OJ’s speech from the previews came after he decided not to testify. OJ, when asked if he wanted to waive his right, famously launched into a brief speech proclaiming his innocence, and who could blame him? Ito was letting everyone else use their status as participants in this trial as a bully pulpit to wax poetic on issues ranging from single parent hood to race relations.

Darden, as depicted by the companion book for this series, The Run of His Life, The People v. OJ Simpson, was a disaster during the trial, had more outbursts than anyone,and had his buttons pushed easier and more often by the defense than the show depicts. The show does do Darden some favors- the elevator scene- and one has to wonder if parts of the show’s narrative came from Darden’s book, In Contempt.
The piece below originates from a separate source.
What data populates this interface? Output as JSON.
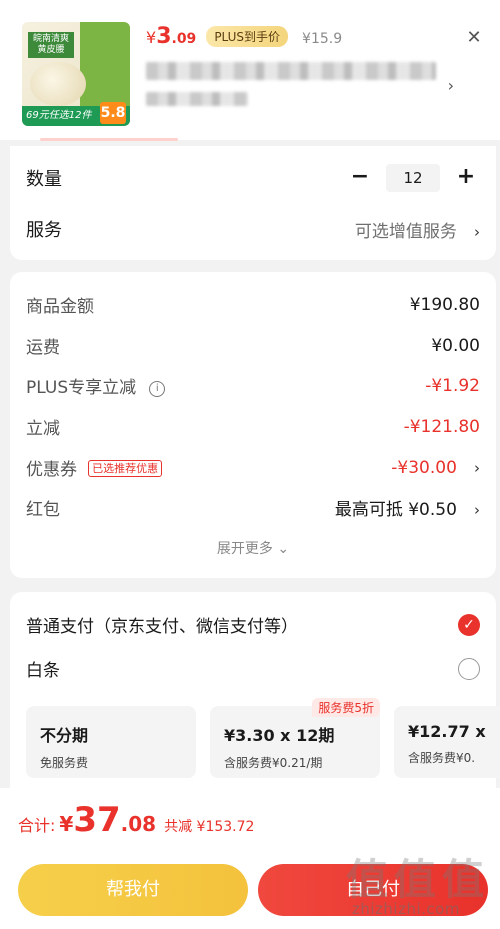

Furhman never plead the 5th on the final question of whether or not he planted evidence in the OJ matter because Cochran never asked the question, and I have no idea why that was included. My thinking was that it was better to have a climactic point in the matter of the tapes as opposed to depicting them as what they actually were: a prolonged court drama that amounted to nothing. Ito was right to include the parts of the tapes that he did and no more. Also, Cochran and company did find out via fax, and the pres conference that followed did happen.

Loved the made for TV movie style scene where the jet is shown touching down in North Carolina…trite? What was better, in the two camera shots that followed, we see the North Carolina flag both first as the camera zooms, and prominently on the walls of the conference room where Cochran and Bailey read the transcripts. I wonder what Fx network’s data on its average viewers suggests that makes them include such scenes.